2. Determine Your Risk Tolerance.
“The volatility of the stock market in 2020 had many people questioning their appetite for investment risk,” says Carney. “This is the perfect time of year for an investor to reflect on how they handled this year’s market volatility and decide whether they need to alter their investment strategy.”
“Taking the time to develop a personal investment policy statement will help an investor clearly define their overall philosophy and strategy with their investments,” Carney adds. “This is essential to help an investor stay on track with their stated plan and avoid making extremely emotional decisions during times of volatility.”
3. Create an Emergency Fund
Finally, Carney says that “One thing the pandemic has taught us is the need to have a solid emergency reserve fund. Traditionally it has been recommended to have 3 to 6 months’ of expenses set aside in a savings account for emergency reserve purposes.”

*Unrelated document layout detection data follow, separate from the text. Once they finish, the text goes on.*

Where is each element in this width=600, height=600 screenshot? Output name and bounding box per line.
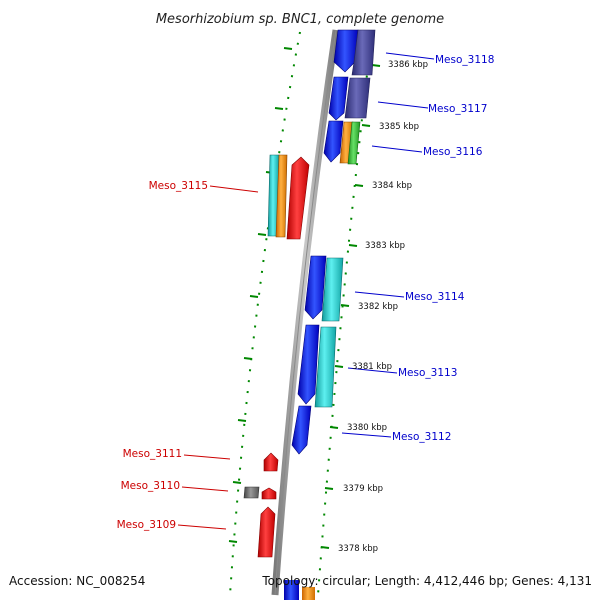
gene-label-meso-3111[interactable]: Meso_3111: [123, 448, 182, 460]
gene-meso-3110-gray[interactable]: [243, 486, 260, 499]
kbp-label: 3378 kbp: [338, 544, 378, 554]
inner-arc-ticks: [320, 64, 381, 549]
gene-partial-blue[interactable]: [284, 580, 299, 600]
gene-meso-3116-green[interactable]: [347, 121, 361, 165]
gene-meso-3112[interactable]: [291, 405, 312, 455]
gene-label-meso-3116[interactable]: Meso_3116: [423, 146, 483, 158]
gene-meso-3110[interactable]: [261, 487, 277, 500]
gene-meso-3118-homolog[interactable]: [351, 29, 376, 76]
gene-label-meso-3118[interactable]: Meso_3118: [435, 54, 494, 66]
gene-meso-3115-orange[interactable]: [275, 154, 288, 238]
gene-label-meso-3110[interactable]: Meso_3110: [121, 480, 180, 492]
gene-meso-3114[interactable]: [304, 255, 327, 320]
kbp-label: 3385 kbp: [379, 122, 419, 132]
gene-meso-3113-cyan[interactable]: [314, 326, 337, 408]
gene-features: [243, 29, 376, 600]
gene-labels: Meso_3118 Meso_3117 Meso_3116 Meso_3115 …: [117, 54, 495, 531]
label-leaders: [177, 52, 435, 530]
topology-text: Topology: circular; Length: 4,412,446 bp…: [261, 574, 592, 588]
kbp-label: 3383 kbp: [365, 241, 405, 251]
gene-meso-3117-homolog[interactable]: [344, 77, 371, 119]
gene-label-meso-3117[interactable]: Meso_3117: [428, 103, 487, 115]
gene-meso-3117[interactable]: [328, 76, 349, 121]
kbp-tick-labels: 3386 kbp 3385 kbp 3384 kbp 3383 kbp 3382…: [338, 60, 428, 554]
gene-label-meso-3115[interactable]: Meso_3115: [149, 180, 208, 192]
kbp-label: 3379 kbp: [343, 484, 383, 494]
gene-meso-3111[interactable]: [263, 452, 279, 472]
kbp-label: 3380 kbp: [347, 423, 387, 433]
gene-meso-3115-red[interactable]: [286, 156, 310, 240]
kbp-label: 3382 kbp: [358, 302, 398, 312]
backbone-track: [271, 29, 340, 596]
map-title: Mesorhizobium sp. BNC1, complete genome: [156, 12, 444, 27]
gene-label-meso-3112[interactable]: Meso_3112: [392, 431, 451, 443]
kbp-label: 3384 kbp: [372, 181, 412, 191]
gene-meso-3116[interactable]: [323, 120, 344, 163]
inner-dotted-arc: [317, 31, 373, 596]
gene-label-meso-3113[interactable]: Meso_3113: [398, 367, 457, 379]
accession-text: Accession: NC_008254: [9, 574, 145, 588]
gene-meso-3114-cyan[interactable]: [321, 257, 344, 322]
kbp-label: 3386 kbp: [388, 60, 428, 70]
gene-label-meso-3114[interactable]: Meso_3114: [405, 291, 465, 303]
gene-meso-3118[interactable]: [333, 29, 359, 73]
kbp-label: 3381 kbp: [352, 362, 392, 372]
gene-meso-3109[interactable]: [257, 506, 276, 558]
gene-label-meso-3109[interactable]: Meso_3109: [117, 519, 176, 531]
gene-meso-3113[interactable]: [297, 324, 320, 405]
gene-partial-orange[interactable]: [302, 587, 315, 600]
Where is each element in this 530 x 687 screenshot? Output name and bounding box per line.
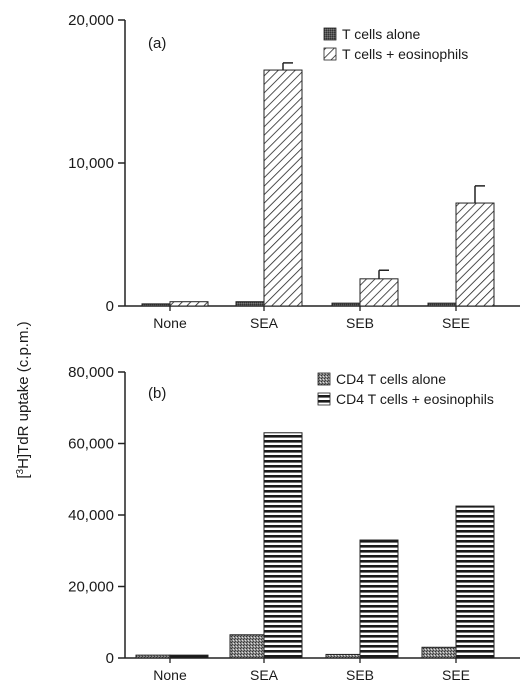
panel-b-category-label: SEE: [442, 667, 470, 683]
panel-a-category-label: SEB: [346, 315, 374, 331]
panel-a: (a) T cells alone T cells + eosinophils …: [68, 12, 520, 331]
panel-a-category-label: SEA: [250, 315, 279, 331]
legend-a-label-1: T cells + eosinophils: [342, 46, 468, 62]
panel-a-label: (a): [148, 35, 166, 52]
legend-a-swatch-0: [323, 27, 337, 41]
legend-a-swatch-1: [323, 47, 337, 61]
panel-b-category-label: None: [153, 667, 187, 683]
y-axis-title-prefix: [: [15, 474, 32, 479]
panel-b-bar-alone-seb: [325, 653, 361, 659]
panel-b-category-label: SEA: [250, 667, 279, 683]
panel-b-label: (b): [148, 385, 166, 402]
legend-a-label-0: T cells alone: [342, 26, 421, 42]
legend-b-label-0: CD4 T cells alone: [336, 371, 446, 387]
panel-b: (b) CD4 T cells alone CD4 T cells + eosi…: [68, 364, 520, 683]
panel-b-bar-with-eosinophils-none: [169, 654, 209, 659]
panel-a-legend: T cells alone T cells + eosinophils: [323, 26, 468, 62]
panel-b-bar-with-eosinophils-see: [455, 505, 495, 659]
panel-a-bar-with-eosinophils-see: [455, 202, 495, 307]
panel-a-bar-alone-sea: [235, 301, 265, 307]
panel-b-legend: CD4 T cells alone CD4 T cells + eosinoph…: [317, 371, 494, 407]
legend-b-label-1: CD4 T cells + eosinophils: [336, 391, 494, 407]
panel-a-bar-alone-none: [141, 303, 171, 307]
panel-b-bar-with-eosinophils-seb: [359, 539, 399, 659]
panel-b-y-tick-label: 80,000: [68, 364, 114, 381]
panel-a-category-label: None: [153, 315, 187, 331]
panel-a-bar-with-eosinophils-seb: [359, 278, 399, 307]
y-axis-title-rest: H]TdR uptake (c.p.m.): [15, 321, 32, 469]
panel-b-plot: 80,000 60,000 40,000 20,000 0 None SEA SEB SEE: [68, 364, 520, 683]
panel-a-bar-alone-see: [427, 302, 457, 307]
panel-b-y-tick-label: 40,000: [68, 507, 114, 524]
y-axis-title: [3H]TdR uptake (c.p.m.): [15, 321, 33, 478]
panel-b-y-tick-label: 60,000: [68, 436, 114, 453]
panel-b-bar-alone-none: [135, 654, 171, 659]
panel-a-y-tick-label: 10,000: [68, 155, 114, 172]
panel-a-y-tick-label: 20,000: [68, 12, 114, 29]
legend-b-swatch-0: [317, 372, 331, 386]
panel-b-y-tick-label: 20,000: [68, 579, 114, 596]
panel-a-bar-with-eosinophils-none: [169, 301, 209, 307]
y-axis-title-superscript: 3: [15, 468, 26, 474]
panel-b-bar-alone-see: [421, 646, 457, 659]
panel-b-bar-alone-sea: [229, 634, 265, 659]
panel-a-y-tick-label: 0: [106, 298, 114, 315]
panel-a-bar-with-eosinophils-sea: [263, 69, 303, 307]
legend-b-swatch-1: [317, 392, 331, 406]
panel-b-bar-with-eosinophils-sea: [263, 432, 303, 659]
panel-a-plot: 20,000 10,000 0 None SEA SEB SEE: [68, 12, 520, 331]
panel-a-bar-alone-seb: [331, 302, 361, 307]
panel-a-category-label: SEE: [442, 315, 470, 331]
panel-b-y-tick-label: 0: [106, 650, 114, 667]
panel-b-category-label: SEB: [346, 667, 374, 683]
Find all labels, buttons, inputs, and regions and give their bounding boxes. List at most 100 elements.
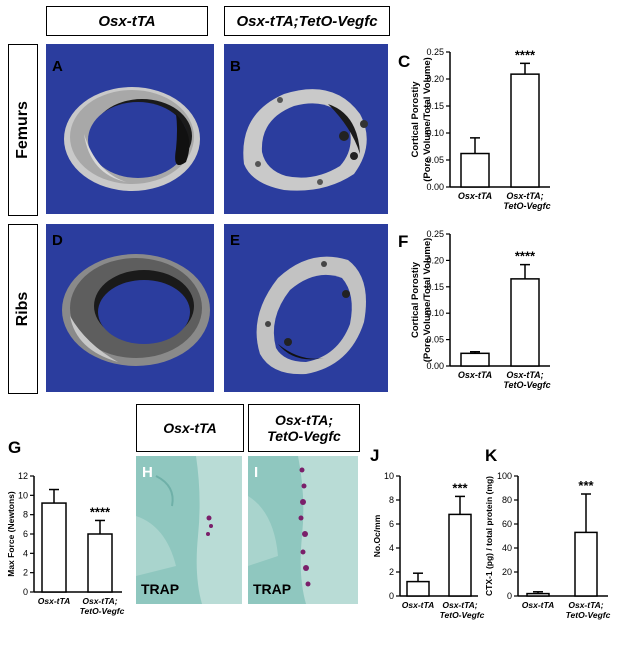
row-header-ribs: Ribs bbox=[8, 224, 38, 394]
y-tick-label: 0.10 bbox=[426, 128, 444, 138]
panel-label-c: C bbox=[398, 52, 411, 71]
y-axis-label: CTX-1 (pg) / total protein (mg) bbox=[484, 476, 494, 596]
significance-marker: **** bbox=[90, 504, 111, 519]
microct-femur-vegfc bbox=[224, 44, 388, 214]
category-label: Osx-tTA bbox=[38, 596, 70, 606]
y-tick-label: 10 bbox=[384, 471, 394, 481]
bar bbox=[448, 513, 472, 597]
y-tick-label: 8 bbox=[23, 510, 28, 520]
bar bbox=[87, 533, 113, 593]
y-tick-label: 0.25 bbox=[426, 47, 444, 57]
bar bbox=[574, 531, 598, 597]
panel-label-b: B bbox=[230, 58, 241, 75]
column-header-control: Osx-tTA bbox=[46, 6, 208, 36]
significance-marker: **** bbox=[515, 249, 536, 264]
y-axis-label: Cortical Porostiy bbox=[410, 261, 421, 338]
y-tick-label: 40 bbox=[502, 543, 512, 553]
stain-label-i: TRAP bbox=[253, 581, 292, 597]
bar bbox=[41, 502, 67, 593]
microct-rib-control bbox=[46, 224, 214, 392]
row-header-femurs-text: Femurs bbox=[14, 101, 31, 159]
significance-marker: *** bbox=[452, 480, 468, 495]
panel-label-a: A bbox=[52, 58, 63, 75]
bar bbox=[406, 580, 430, 597]
column-header-vegfc: Osx-tTA;TetO-Vegfc bbox=[224, 6, 390, 36]
category-label: Osx-tTA; bbox=[506, 370, 543, 380]
bar bbox=[510, 278, 540, 367]
microct-femur-control bbox=[46, 44, 214, 214]
y-tick-label: 6 bbox=[389, 519, 394, 529]
histology-trap-vegfc bbox=[248, 456, 358, 604]
category-label: TetO-Vegfc bbox=[440, 610, 485, 620]
y-tick-label: 4 bbox=[389, 543, 394, 553]
y-tick-label: 0.05 bbox=[426, 335, 444, 345]
y-tick-label: 0.05 bbox=[426, 155, 444, 165]
column-header-control-text: Osx-tTA bbox=[98, 12, 156, 30]
category-label: Osx-tTA bbox=[402, 600, 434, 610]
histology-header-control-text: Osx-tTA bbox=[163, 420, 217, 436]
chart-f-rib-porosity: 0.00 0.05 0.10 0.15 0.20 0.25 Osx-tTA **** Osx-t… bbox=[410, 229, 551, 390]
y-tick-label: 12 bbox=[18, 471, 28, 481]
chart-g-max-force: 0 2 4 6 8 10 12 Osx-tTA **** Osx-tTA;TetO-Vegfc Ma… bbox=[6, 471, 125, 616]
significance-marker: **** bbox=[515, 47, 536, 62]
significance-marker: *** bbox=[578, 478, 594, 493]
row-header-femurs: Femurs bbox=[8, 44, 38, 216]
microct-rib-vegfc bbox=[224, 224, 388, 392]
y-tick-label: 2 bbox=[23, 568, 28, 578]
histology-header-vegfc: Osx-tTA; TetO-Vegfc bbox=[248, 404, 360, 452]
panel-label-g: G bbox=[8, 438, 22, 457]
y-axis-label: (Pore Volume/Total Volume) bbox=[422, 238, 433, 363]
y-tick-label: 4 bbox=[23, 548, 28, 558]
bar bbox=[460, 352, 490, 367]
category-label: TetO-Vegfc bbox=[503, 201, 550, 211]
y-tick-label: 0.20 bbox=[426, 255, 444, 265]
y-tick-label: 6 bbox=[23, 529, 28, 539]
row-header-ribs-text: Ribs bbox=[14, 291, 31, 327]
category-label: Osx-tTA; bbox=[506, 191, 543, 201]
category-label: TetO-Vegfc bbox=[80, 606, 125, 616]
y-tick-label: 0.00 bbox=[426, 182, 444, 192]
panel-label-e: E bbox=[230, 232, 241, 249]
y-tick-label: 0.10 bbox=[426, 308, 444, 318]
panel-label-h: H bbox=[142, 464, 153, 481]
chart-k-ctx1: 0 20 40 60 80 100 Osx-tTA *** Osx-tTA;TetO-Vegfc… bbox=[484, 471, 611, 620]
panel-label-d: D bbox=[52, 232, 63, 249]
histology-trap-control bbox=[136, 456, 242, 604]
category-label: Osx-tTA bbox=[458, 370, 492, 380]
panel-label-j: J bbox=[370, 446, 380, 465]
bar bbox=[510, 73, 540, 188]
y-tick-label: 0 bbox=[389, 591, 394, 601]
panel-label-k: K bbox=[485, 446, 498, 465]
y-axis-label: Max Force (Newtons) bbox=[6, 491, 16, 577]
y-tick-label: 80 bbox=[502, 495, 512, 505]
histology-header-vegfc-line1: Osx-tTA; bbox=[274, 411, 334, 428]
y-tick-label: 10 bbox=[18, 490, 28, 500]
y-axis-label: No.Oc/mm bbox=[372, 514, 382, 557]
y-tick-label: 0.20 bbox=[426, 74, 444, 84]
panel-label-f: F bbox=[398, 232, 409, 251]
y-tick-label: 0.00 bbox=[426, 361, 444, 371]
y-tick-label: 0.15 bbox=[426, 101, 444, 111]
panel-label-i: I bbox=[254, 464, 259, 481]
chart-j-osteoclast-number: 0 2 4 6 8 10 Osx-tTA *** Osx-tTA;TetO-Vegfc No.Oc… bbox=[372, 471, 485, 620]
y-axis-label: Cortical Porostiy bbox=[410, 81, 421, 158]
y-axis-label: (Pore Volume/Total Volume) bbox=[422, 57, 433, 182]
category-label: Osx-tTA; bbox=[442, 600, 477, 610]
category-label: TetO-Vegfc bbox=[566, 610, 611, 620]
bar bbox=[460, 152, 490, 188]
category-label: Osx-tTA bbox=[522, 600, 554, 610]
category-label: TetO-Vegfc bbox=[503, 380, 550, 390]
y-tick-label: 0 bbox=[507, 591, 512, 601]
category-label: Osx-tTA; bbox=[82, 596, 117, 606]
y-tick-label: 100 bbox=[497, 471, 512, 481]
y-tick-label: 0 bbox=[23, 587, 28, 597]
y-tick-label: 2 bbox=[389, 567, 394, 577]
bar bbox=[526, 592, 550, 597]
category-label: Osx-tTA bbox=[458, 191, 492, 201]
y-tick-label: 60 bbox=[502, 519, 512, 529]
column-header-vegfc-text: Osx-tTA;TetO-Vegfc bbox=[236, 12, 378, 30]
y-tick-label: 0.25 bbox=[426, 229, 444, 239]
histology-header-control: Osx-tTA bbox=[136, 404, 244, 452]
y-tick-label: 8 bbox=[389, 495, 394, 505]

“A common resolution is to reduce credit card debt,” Carney adds. “Establishing the proper emergency fund can help reduce the need to rely on a credit card in the event of a major financial event.”
Harnessing the Power of Grit
If you look up the word grit, you’ll see that the Intercultural Development Research Association refers to it as a non-cognitive trait. In other words, it’s a soft skill that comes to some people more naturally than others. On the bright side, you can develop grit, but it must be on your own terms.
How? With these three essential qualities:
- A set time frame
If you’re setting goals just for show and there’s no real drive or purpose behind them, you’ll fail every time. When you’re 100 percent ready and willing to do something and make a change, you’ll do it. Nothing on this Earth can stop you from reaching your goal.
You’ll need a set time frame. Don’t wait until 12:01 a.m. on January 1. Otherwise, all you are likely to achieve is watching that shiny ball drop in Times Square on TV.
Why wait until the first day of the new year to do what you know is right for you right now?
To really achieve your financial goals, don’t wait on them. They won’t fall into your lap like crumbs from the dinner table. It will take time, grit, and drive to achieve what you want for yourself. Set clear and measurable benchmarks, and strive to achieve them within the time allotted.
Believe that you can set yourself up for success as you work toward those goals. If you fall into the trap of thinking that you won’t succeed, you’ll find that you have created a self-fulfilling prophecy and you really won’t. Put your mind to it and believe that you can do it, and you will.
If you’re currently making any resolutions, remember that to truly achieve those results, you must channel your inner grit to overcome the excuses you make for yourself and the small challenges that will tempt you to quit.
If you can find the drive, belief, and set time frame needed to keep your New Year's Resolutions, you can easily develop the grit you’ll need to tackle them, and true grit won’t let you quit.